Physical properties of transition metal oxides synthesized by floating zone method and spark plasma sintering

Transition metal oxides have attracted growing attention over the last few decades because of rich physical properties they exhibit. Perovskite structure transition metal oxides AMO₃ are of particular interest to the design of functional materials in modern techniques, since a variety of ways can be used to tune the physical properties of AMO₃. Single crystals of Y₁₋ₓLaₓTiO₃ are grown by floating zone method to study the magnetic transition from ferromagnetic in YTiO₃ to G-type antiferromagnetic in LaTiO₃. Y₁₋ₓ LaₓTiO₃ shows similar magnetic phase diagram with RTiO₃ family, and the magnetism and the transition temperature can be finely tuned by varying the La doping x. By measuring the change of magnetic transition temperatures on single crystal samples under uniaxial stress, the correlation between the lattice distortions and the cooperative orbital ordering can be distinguished. Double perovskite CaMnTi₂O₆ is the first columnar A-site ordered perovskite exhibiting ferroelectric property. Spark plasma sintering (SPS) is used to successfully synthesize gram-level Ca₂₋ₓMnₓTi₂O₆, which has the same crystal structure and similar high-T [subscript c] ferroelectric property.

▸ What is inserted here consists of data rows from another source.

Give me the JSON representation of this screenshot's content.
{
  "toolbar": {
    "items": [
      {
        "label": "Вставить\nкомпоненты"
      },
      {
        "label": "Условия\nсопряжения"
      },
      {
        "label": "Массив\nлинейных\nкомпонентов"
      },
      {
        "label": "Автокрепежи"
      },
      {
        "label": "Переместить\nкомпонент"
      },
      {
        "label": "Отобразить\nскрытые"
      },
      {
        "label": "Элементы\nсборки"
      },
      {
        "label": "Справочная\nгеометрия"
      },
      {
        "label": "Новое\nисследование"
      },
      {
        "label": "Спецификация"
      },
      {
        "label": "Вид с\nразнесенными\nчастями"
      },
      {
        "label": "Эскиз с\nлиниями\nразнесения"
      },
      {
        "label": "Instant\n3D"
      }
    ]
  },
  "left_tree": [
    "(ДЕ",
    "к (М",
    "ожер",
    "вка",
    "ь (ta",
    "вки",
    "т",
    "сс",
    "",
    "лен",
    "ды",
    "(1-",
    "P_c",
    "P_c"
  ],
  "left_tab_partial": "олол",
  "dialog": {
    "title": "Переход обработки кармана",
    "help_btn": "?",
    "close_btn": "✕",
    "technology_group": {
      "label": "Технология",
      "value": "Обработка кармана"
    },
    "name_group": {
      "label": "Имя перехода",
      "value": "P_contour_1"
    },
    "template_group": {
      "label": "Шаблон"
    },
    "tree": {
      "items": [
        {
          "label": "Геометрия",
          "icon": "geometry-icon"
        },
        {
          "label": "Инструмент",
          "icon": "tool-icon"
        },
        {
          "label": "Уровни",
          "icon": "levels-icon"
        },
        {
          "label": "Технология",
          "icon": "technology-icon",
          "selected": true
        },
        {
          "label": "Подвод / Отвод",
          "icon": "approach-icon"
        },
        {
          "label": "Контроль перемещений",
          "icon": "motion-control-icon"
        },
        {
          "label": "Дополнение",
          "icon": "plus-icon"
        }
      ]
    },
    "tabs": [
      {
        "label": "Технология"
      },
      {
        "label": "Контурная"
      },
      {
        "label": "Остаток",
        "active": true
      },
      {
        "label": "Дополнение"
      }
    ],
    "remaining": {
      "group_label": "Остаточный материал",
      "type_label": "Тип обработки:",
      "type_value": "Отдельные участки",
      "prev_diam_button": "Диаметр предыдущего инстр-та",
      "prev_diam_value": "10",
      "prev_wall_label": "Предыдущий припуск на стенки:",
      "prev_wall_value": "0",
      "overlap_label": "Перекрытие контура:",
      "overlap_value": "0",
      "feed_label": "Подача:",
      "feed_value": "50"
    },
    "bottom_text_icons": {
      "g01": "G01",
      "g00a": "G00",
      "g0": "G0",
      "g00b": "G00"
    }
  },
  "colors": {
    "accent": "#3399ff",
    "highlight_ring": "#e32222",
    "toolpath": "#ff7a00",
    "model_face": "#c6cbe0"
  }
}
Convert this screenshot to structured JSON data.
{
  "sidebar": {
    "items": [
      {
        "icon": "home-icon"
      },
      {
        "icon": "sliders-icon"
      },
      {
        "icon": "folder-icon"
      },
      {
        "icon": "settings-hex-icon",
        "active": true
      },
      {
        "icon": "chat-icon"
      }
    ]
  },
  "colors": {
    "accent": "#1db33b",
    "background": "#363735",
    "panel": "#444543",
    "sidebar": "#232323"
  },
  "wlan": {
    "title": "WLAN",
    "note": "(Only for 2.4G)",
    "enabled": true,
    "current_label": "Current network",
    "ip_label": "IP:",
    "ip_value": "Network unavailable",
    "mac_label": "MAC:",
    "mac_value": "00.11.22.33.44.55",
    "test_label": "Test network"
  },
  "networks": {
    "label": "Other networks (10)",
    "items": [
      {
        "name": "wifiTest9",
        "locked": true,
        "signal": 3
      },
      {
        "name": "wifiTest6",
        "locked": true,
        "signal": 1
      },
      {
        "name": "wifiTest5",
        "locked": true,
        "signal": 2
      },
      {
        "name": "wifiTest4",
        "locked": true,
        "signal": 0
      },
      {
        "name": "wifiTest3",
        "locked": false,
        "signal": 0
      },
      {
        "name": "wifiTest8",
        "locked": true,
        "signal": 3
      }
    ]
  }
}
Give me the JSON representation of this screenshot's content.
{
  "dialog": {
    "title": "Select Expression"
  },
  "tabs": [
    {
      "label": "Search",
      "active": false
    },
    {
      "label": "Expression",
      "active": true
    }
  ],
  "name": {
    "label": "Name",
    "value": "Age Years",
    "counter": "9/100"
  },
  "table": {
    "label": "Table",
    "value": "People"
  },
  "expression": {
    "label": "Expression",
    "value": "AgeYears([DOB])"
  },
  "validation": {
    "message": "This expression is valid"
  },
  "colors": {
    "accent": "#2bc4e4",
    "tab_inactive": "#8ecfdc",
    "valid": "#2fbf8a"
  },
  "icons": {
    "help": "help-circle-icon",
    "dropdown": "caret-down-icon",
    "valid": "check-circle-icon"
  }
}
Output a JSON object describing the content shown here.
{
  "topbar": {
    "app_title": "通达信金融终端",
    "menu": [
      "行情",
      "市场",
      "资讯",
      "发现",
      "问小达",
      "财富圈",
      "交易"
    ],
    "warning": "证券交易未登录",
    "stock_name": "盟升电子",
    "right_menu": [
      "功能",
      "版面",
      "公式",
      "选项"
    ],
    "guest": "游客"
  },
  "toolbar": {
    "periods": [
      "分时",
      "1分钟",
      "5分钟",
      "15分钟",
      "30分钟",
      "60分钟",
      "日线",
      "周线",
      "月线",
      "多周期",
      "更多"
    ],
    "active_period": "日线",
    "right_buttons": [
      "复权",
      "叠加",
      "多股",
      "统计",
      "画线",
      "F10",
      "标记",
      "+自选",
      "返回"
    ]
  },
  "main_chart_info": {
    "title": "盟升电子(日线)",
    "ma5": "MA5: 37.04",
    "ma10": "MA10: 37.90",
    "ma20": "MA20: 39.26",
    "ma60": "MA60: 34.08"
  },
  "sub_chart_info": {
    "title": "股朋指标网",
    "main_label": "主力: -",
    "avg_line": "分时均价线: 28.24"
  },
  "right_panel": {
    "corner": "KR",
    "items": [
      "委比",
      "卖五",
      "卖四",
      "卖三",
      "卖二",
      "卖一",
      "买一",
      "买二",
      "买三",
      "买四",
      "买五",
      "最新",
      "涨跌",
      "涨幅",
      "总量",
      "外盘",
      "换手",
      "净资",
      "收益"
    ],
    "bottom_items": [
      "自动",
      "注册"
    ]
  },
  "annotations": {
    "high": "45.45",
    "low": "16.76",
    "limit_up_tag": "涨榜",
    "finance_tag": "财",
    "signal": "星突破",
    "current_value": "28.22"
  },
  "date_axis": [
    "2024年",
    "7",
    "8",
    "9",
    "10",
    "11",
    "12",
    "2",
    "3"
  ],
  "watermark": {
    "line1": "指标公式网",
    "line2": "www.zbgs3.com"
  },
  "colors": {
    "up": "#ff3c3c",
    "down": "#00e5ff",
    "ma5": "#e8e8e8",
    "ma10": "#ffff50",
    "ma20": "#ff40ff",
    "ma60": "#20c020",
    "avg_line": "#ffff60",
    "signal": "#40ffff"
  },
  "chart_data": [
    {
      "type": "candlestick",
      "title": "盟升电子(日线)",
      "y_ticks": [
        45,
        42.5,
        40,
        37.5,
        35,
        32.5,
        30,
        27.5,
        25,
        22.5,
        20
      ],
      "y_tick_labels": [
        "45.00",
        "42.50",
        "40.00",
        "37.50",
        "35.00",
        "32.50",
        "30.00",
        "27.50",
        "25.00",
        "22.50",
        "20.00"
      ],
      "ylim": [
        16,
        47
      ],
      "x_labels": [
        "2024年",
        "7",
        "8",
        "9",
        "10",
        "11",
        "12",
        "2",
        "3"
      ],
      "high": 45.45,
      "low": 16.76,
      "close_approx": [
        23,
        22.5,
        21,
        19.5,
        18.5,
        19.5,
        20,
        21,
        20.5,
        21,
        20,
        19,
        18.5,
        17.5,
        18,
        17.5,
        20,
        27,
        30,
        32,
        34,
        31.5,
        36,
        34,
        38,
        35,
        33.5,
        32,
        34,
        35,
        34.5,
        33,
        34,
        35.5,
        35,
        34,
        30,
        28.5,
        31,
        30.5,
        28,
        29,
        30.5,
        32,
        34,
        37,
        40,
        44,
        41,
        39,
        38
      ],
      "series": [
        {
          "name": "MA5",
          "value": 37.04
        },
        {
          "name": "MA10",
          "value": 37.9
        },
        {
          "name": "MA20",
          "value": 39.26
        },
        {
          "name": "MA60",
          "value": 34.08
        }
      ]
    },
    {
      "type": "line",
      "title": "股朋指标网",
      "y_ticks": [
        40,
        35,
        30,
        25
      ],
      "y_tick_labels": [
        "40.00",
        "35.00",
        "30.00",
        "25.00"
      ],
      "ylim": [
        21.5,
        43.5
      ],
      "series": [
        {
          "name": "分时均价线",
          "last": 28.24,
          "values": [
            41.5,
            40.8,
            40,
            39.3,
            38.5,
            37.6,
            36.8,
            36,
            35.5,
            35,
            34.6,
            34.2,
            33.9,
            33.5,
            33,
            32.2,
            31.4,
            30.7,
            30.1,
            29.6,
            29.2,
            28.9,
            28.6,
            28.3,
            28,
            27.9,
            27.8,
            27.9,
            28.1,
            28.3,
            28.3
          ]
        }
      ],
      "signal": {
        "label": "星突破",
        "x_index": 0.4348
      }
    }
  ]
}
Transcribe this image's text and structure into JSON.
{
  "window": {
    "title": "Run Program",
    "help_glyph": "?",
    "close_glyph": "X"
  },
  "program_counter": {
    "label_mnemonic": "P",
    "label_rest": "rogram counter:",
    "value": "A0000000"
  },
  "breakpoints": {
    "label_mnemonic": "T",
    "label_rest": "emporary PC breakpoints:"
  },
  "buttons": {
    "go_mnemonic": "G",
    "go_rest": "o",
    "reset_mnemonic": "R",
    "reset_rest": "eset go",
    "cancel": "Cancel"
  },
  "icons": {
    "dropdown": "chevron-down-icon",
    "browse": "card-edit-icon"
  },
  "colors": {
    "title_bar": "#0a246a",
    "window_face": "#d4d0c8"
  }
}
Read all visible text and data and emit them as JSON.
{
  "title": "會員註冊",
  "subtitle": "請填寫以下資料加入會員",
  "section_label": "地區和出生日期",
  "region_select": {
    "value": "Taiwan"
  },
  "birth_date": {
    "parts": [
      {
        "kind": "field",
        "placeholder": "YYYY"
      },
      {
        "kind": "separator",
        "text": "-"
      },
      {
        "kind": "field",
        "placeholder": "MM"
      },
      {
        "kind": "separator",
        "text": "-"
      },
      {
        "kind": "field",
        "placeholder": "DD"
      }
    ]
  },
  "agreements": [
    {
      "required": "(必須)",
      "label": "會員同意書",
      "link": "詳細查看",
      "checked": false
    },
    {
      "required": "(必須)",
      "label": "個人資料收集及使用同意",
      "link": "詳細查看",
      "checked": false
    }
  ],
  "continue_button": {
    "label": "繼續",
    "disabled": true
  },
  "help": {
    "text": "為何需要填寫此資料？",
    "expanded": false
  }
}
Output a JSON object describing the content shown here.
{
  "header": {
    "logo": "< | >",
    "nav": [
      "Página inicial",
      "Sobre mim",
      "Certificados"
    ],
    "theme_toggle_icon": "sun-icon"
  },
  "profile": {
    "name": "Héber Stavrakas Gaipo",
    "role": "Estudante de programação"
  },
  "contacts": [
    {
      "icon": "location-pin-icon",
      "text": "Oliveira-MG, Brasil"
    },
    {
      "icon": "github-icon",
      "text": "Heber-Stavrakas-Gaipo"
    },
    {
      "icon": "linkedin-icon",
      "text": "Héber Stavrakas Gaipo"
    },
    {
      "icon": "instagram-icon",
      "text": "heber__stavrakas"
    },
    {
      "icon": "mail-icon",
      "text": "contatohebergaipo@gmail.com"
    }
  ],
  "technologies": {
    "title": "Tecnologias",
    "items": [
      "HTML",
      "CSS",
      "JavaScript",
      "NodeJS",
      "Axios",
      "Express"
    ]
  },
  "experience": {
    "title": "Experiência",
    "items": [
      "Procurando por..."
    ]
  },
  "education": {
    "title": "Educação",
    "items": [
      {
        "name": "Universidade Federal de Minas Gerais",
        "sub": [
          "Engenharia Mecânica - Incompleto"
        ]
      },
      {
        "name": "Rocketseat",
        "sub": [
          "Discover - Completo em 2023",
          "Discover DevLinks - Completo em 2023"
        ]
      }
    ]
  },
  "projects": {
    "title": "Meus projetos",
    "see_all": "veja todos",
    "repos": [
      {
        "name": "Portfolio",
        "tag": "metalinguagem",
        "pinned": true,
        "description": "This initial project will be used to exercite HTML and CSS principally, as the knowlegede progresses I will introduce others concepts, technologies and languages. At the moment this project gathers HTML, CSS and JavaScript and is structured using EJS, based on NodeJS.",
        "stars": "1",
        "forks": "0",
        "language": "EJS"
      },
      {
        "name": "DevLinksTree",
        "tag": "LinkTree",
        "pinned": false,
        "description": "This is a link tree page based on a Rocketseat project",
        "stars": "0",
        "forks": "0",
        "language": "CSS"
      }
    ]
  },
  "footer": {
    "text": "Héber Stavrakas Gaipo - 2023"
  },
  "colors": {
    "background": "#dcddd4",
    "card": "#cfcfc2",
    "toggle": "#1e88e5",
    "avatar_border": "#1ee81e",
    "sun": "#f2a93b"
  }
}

Through neutron diffraction, the detailed information of the structure is obtained, and the driving force for ferroelectricity is identified. Inspired by the successful synthesis of double perovskite Ca₂₋ₓMnₓTi₂O₆, perovskites La₁₋ₓPrₓRuO₃ are obtained by SPS as well. The substitution of La by smaller rare earth ion Pr gives rise to the crossover from itinerant to localized electronic behavior. A systematical study of physical properties is made and an unusual second-order metal insulator transition is found in La₁₋ₓPrₓRuO₃. The A²⁺V₂O₄ spinels have the smallest gap caused by electron-electron correlations in the single-valent spinels, and the V-V bond length in these spinels decreases as the A-site cation is replaced by cations in the order of A = Cd, Mn, Fe, Mg, Zn, Co. The density functional theory (DFT) calculation and transport properties of CoV₂O₄ under pressure indicate that CoV₂O₄ might be at the crossover between localized electron and itinerant electronic behavior. In order to clarify this, the series of AV₂O₄ spinels (A = Cd, Mn, Fe, Mg, Zn, Co) are studied with in situ high-pressure x-ray and neutron diffraction at different temperatures.